Though Mr. Chhin has kept a relatively low profile, he too has proven to be one of Mr. Hun Sen’s most trusted lieutenants.

A member of the CPP’s central and permanent committees and a lawmaker for Prey Veng province, Mr. Chhin’s role as head of the National Authority for Land Dispute Resolution is among the most sensitive in the government, given the deep anger of many in Cambodia over the loss of land to private companies, often with the involvement of government officials.

As elections approach, Mr. Chhin has not minced his words when it comes to the importance of enacting crucial reforms, particularly in dealing with land, which has increasingly become part of the mandate of the Environment Ministry.

“When the Ministry of Environment fails, I fail,” he told officials during an annual progress meeting at the ministry in December, calling on other ministries to cooperate with Environment Minister Say Sam Al in managing protected areas and economic land concessions.

“When you lose the commune council elections and the national elections—you lose your job,” he warned them.

Mr. Chhin also served as president of the Constitutional Council of Cambodia between 2001 and 2007, and led talks with the opposition CNRP during the political crisis in the wake of the last disputed general election.
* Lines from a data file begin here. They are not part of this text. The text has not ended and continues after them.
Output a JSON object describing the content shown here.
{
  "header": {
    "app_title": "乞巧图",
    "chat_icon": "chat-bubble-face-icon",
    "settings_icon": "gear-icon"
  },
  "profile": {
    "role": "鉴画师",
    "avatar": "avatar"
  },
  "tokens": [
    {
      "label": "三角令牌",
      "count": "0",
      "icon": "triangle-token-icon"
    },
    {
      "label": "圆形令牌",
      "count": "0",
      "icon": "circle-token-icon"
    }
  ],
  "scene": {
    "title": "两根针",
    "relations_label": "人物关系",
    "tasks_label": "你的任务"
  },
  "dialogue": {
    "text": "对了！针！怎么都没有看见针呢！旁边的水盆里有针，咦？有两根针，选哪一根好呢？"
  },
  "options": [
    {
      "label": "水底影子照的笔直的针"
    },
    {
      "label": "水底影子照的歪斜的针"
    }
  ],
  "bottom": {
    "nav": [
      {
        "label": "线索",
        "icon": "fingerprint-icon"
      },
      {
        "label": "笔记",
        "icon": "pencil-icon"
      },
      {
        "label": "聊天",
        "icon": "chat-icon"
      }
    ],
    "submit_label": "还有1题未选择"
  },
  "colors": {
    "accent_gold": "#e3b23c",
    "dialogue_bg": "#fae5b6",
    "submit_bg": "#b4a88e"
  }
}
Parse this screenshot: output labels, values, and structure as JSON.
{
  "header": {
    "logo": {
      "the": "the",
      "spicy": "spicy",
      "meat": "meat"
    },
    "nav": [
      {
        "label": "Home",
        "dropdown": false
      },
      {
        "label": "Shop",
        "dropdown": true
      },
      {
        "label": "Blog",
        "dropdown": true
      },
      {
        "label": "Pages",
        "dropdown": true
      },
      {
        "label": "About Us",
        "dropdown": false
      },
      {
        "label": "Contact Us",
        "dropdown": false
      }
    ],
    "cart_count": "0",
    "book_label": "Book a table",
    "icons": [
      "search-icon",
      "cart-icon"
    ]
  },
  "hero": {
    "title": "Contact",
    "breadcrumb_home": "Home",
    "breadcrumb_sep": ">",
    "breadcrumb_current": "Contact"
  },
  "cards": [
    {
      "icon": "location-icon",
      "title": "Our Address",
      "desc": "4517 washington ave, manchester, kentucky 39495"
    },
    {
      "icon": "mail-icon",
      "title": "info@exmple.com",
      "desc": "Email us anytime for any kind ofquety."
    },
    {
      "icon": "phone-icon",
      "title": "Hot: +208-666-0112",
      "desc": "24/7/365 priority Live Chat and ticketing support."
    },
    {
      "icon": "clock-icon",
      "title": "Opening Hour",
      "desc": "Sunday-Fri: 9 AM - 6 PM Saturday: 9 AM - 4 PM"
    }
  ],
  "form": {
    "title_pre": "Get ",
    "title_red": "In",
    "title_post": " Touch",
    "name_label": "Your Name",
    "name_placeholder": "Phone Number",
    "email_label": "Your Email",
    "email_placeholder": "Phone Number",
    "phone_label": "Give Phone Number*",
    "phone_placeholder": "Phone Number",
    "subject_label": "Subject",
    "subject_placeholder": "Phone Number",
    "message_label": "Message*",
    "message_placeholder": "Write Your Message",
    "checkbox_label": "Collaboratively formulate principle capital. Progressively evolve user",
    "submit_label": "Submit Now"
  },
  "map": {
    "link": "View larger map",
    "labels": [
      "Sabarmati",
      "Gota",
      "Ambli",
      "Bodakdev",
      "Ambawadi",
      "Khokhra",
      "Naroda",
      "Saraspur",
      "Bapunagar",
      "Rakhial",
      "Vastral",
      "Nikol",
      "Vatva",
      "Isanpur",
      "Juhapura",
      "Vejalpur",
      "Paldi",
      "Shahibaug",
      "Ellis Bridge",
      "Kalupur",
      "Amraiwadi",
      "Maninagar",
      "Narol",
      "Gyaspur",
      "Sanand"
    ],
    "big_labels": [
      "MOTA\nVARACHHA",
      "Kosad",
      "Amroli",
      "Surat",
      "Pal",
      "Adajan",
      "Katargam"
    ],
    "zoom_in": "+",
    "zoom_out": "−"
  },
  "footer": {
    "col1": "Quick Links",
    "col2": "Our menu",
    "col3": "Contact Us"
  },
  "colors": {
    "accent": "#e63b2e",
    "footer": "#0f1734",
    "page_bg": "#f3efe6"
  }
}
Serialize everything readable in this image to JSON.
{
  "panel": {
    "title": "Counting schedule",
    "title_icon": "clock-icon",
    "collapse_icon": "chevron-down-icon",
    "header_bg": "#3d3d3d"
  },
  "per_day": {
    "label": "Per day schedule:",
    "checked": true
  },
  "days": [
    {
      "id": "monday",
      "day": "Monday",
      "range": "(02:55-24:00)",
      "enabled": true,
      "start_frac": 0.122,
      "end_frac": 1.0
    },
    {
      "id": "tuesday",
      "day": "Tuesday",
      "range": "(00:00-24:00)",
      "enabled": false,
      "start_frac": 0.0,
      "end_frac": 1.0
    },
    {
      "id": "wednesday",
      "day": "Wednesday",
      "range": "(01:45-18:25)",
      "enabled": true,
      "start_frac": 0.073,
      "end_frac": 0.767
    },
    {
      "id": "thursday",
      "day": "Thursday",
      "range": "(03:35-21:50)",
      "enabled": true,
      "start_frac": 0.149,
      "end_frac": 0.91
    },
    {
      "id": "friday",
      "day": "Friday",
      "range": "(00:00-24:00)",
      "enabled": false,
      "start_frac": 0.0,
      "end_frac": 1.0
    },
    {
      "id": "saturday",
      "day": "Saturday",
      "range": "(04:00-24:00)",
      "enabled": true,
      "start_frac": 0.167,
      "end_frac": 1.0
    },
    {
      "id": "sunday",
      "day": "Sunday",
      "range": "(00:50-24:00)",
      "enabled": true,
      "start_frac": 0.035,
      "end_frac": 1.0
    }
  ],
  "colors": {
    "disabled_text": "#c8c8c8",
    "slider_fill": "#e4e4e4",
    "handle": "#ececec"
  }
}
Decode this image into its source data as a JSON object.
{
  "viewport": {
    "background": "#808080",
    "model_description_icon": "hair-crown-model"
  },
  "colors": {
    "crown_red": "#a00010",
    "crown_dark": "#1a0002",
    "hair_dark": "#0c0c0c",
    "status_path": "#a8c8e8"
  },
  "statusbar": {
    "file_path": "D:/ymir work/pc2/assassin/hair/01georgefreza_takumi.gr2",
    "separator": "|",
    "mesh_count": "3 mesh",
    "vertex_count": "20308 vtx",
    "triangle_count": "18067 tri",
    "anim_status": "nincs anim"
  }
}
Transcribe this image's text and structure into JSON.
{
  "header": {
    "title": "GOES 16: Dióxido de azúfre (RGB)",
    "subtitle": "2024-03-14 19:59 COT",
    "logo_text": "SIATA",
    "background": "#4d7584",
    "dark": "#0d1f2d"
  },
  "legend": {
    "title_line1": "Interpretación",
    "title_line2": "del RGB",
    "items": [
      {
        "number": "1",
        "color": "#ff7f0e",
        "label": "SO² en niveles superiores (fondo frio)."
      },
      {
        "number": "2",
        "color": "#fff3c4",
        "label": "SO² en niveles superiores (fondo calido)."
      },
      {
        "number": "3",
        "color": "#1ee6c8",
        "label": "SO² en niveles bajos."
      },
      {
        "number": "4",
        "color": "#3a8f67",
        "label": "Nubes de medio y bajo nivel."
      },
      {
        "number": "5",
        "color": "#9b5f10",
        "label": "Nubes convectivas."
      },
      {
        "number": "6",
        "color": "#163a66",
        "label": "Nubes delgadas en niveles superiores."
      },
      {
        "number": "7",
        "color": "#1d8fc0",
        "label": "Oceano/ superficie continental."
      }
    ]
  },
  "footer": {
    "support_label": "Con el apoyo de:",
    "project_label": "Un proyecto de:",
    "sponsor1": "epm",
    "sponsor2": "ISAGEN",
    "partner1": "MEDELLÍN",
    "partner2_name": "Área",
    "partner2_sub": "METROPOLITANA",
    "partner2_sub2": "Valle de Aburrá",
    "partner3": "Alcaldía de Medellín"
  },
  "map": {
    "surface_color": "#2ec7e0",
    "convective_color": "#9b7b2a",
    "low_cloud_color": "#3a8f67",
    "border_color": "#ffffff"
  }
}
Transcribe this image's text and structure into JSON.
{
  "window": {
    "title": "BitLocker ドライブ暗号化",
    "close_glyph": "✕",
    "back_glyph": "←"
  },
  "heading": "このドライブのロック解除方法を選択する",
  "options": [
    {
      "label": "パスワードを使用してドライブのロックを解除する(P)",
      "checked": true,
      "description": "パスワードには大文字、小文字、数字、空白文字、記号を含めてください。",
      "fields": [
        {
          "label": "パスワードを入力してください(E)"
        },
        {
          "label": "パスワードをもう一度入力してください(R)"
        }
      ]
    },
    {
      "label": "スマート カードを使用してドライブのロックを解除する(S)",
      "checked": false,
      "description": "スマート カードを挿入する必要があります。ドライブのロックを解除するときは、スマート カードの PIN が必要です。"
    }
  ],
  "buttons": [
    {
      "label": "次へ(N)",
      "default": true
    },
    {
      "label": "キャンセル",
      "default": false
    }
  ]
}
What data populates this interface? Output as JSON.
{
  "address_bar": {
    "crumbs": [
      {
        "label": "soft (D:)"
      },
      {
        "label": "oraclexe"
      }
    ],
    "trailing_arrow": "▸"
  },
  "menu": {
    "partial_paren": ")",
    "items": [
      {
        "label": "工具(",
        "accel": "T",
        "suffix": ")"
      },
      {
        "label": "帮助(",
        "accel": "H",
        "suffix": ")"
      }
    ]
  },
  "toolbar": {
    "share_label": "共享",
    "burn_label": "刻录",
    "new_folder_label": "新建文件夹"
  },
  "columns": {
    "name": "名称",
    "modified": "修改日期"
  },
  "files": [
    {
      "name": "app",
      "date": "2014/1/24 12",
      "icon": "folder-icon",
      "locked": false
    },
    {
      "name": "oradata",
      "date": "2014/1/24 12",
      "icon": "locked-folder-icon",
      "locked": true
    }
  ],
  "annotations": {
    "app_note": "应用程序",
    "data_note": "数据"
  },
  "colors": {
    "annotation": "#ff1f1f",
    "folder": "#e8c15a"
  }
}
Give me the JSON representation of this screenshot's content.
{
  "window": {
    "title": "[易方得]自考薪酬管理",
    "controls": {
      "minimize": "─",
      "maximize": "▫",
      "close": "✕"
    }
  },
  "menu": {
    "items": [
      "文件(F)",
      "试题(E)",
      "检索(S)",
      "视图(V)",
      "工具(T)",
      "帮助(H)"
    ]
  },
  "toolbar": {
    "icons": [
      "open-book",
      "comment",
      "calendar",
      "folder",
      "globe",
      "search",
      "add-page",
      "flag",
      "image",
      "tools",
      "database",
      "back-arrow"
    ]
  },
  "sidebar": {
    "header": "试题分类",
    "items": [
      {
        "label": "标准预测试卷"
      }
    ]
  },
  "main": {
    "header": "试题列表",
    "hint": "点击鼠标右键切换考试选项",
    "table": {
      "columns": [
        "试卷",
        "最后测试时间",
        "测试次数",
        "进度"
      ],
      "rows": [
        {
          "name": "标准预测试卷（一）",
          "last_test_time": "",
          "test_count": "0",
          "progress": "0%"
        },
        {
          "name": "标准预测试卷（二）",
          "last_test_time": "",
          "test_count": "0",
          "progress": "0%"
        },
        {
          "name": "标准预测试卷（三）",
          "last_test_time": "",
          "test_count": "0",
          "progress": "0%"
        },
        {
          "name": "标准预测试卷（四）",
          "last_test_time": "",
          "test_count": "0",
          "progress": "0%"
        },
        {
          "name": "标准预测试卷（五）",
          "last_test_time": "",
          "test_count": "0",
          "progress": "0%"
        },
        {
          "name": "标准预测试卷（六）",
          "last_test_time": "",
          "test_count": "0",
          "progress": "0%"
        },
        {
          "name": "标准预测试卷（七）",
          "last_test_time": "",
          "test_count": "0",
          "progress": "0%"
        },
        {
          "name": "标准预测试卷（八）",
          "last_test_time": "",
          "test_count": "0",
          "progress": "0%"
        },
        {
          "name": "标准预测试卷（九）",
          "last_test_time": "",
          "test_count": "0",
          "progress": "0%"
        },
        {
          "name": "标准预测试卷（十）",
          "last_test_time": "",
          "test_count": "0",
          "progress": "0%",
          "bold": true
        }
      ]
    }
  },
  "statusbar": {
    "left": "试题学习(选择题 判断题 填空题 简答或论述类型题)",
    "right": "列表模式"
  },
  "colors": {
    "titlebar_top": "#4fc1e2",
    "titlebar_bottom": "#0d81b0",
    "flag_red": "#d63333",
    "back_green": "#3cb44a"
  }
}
Political analyst Cham Bunthet said that the appointment of the CPP veteran, who, unlike Sok An, is not known for developing deep patronage networks, could be a positive move by the ruling party.

“I’ve known of that guy for quite a long time, and he’s quite old, for one thing, but he’s very mature and his reputation within the party is quite good among the members and party leadership. But the good thing is that he is, to me, a little bit selfless,” Mr. Bunthet said.

“He’s not those who have greed for power or greed for money, he’s a little bit open and what I have learned from him is that young people in the party give him a lot of respect, so I think that this appointment is good,” he added.

Mr. Bunthet said the appointment of fresh faces in Sok An’s vast array of government bodies could also bring about the possibility of reform.

“[Mr. Chhin] held that one position, another 19 positions would be given to the CPP youngsters who…have great passion to get into those administration positions to show that they are good enough to get a better job,” he said.

With Sok An’s fiefdom within the government already shrinking, partly due to poor health, his death was unlikely to be particularly disruptive to the party, said Sebastian Strangio, author of “Hun Sen’s Cambodia.”

“After the last election, Hun Sen realized that the over-concentration of power and wealth in Sok An’s hands had become a liability, so instead of creating another grand-vizier to Hun Sen’s sultan, it is likely that the CPP will seek a competent and loyal administrator to keep the main nerve-center of government humming,” he said in an email.

“In any case, Sok An’s sons are all well placed to maintain prominent places in the Cambodian patronage system for their family for years to come.”

His sons are Sok Puthyvuth, who is married to Mr. Hun Sen’s younger daughter Hun Maly and is head of the Soma conglomerate, as well as chair of the Cambodia Rice Federation; Sok Sokan, who became the youngest member of parliament when he took a vacant seat in 2015; Sok Soken, an undersecretary of state at the Foreign Affairs Ministry; and Sok Sangvar, a senior official at the Apsara Authority, which oversees the Angkor Archaeological Park.